As dramatized on "The CBS Wednesday Night Movie" (Wednesday, Jan. 28, check local listings), however, the Thornwell case carries less meaning and impact than it might. Though the script (by Michael de Guzman) steers mostly clear of sensationalism, it is clumsy and distracting in its leaps between the distant and recent past. Apparently the producers couldn't decide which was more riveting -- the original nightmare, or the shattered life that resulted from it. So they decided to have both. The film lurches between the young Thornwell, facing terrible persecution, and the mature Thornwell trying to figure out what happened.
Worse yet, the movie is badly repetitious, full of redundant scenes in which Thornwell goes through the same motions again and again. . . . Motivations remain murky, too. It's never really clear why the government is so obsessed with the idea that Thornwell is a traitor, and why it stays on his back despite an absence of evidence to indicate he is guilty.

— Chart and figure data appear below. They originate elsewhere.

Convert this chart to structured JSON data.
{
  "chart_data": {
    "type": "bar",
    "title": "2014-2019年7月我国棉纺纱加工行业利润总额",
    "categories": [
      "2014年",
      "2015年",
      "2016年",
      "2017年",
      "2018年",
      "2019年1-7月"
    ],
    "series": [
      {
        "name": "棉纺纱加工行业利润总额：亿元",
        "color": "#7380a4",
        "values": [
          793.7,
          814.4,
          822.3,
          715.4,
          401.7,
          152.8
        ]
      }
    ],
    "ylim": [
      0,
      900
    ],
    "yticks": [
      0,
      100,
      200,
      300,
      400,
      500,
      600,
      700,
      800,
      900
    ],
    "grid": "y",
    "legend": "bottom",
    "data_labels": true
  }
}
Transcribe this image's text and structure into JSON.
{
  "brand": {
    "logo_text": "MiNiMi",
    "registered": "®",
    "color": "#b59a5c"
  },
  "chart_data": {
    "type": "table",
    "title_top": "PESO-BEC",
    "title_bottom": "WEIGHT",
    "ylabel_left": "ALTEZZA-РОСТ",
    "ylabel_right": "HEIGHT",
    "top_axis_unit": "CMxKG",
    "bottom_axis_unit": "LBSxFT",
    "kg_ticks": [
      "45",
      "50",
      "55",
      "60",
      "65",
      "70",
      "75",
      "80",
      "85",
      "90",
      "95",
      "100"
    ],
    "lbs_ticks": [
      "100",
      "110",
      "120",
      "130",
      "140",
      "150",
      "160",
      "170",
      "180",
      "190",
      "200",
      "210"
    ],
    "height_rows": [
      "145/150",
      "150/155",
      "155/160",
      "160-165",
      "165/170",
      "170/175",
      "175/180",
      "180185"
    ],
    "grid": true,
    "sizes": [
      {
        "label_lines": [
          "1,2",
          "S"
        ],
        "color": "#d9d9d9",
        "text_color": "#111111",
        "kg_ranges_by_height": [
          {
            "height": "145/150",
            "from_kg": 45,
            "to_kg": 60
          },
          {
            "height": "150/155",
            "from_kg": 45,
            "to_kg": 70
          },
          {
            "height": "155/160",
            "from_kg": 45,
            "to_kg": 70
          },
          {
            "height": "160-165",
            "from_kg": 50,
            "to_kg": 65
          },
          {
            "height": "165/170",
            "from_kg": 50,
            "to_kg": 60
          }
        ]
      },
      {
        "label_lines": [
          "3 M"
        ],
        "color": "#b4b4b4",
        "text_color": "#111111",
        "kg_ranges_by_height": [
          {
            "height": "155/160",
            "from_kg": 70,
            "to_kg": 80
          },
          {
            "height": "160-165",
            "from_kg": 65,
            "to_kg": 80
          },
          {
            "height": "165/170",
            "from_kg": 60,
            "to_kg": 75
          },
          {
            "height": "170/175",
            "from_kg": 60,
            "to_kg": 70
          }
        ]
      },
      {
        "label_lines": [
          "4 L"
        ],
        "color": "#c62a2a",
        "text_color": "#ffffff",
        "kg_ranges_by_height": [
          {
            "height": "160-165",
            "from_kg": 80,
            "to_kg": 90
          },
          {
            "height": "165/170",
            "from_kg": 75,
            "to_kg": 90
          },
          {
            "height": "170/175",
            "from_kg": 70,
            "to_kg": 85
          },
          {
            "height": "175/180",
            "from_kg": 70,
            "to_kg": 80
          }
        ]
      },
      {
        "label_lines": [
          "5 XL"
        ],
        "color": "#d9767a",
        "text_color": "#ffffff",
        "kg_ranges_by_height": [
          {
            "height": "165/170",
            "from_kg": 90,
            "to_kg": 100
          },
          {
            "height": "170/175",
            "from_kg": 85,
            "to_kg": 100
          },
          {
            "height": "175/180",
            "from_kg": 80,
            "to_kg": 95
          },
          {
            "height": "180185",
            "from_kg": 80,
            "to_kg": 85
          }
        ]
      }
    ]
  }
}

Along with these problems, the characters are stiffly drawn -- recognizable TV types, every one, despite their roots in Thornwell's real life history. Fortunately, a few of the performers make an impression anyway: Glynn Turman has commendable strength and dignity in the title role, and Vincent Gardenia is implacable as an apparently amoral agent with a nice-guy facade. Craig Wasson has effective moments as another agent, until he lapses into overacting, and Nicholas Kepros is positively demonic as the villain with the LSD.
Edited to an hour or so, clarified, and shorn of its stereotypes, this overlong show (two hours including commercials) might have a lot more power. As it stands, it deserves to be thought about, even if the actual watching is a disappointing experience. Despite its limitations as drama, its implications -- involving racial tension and government secrecy -- are profoundly important.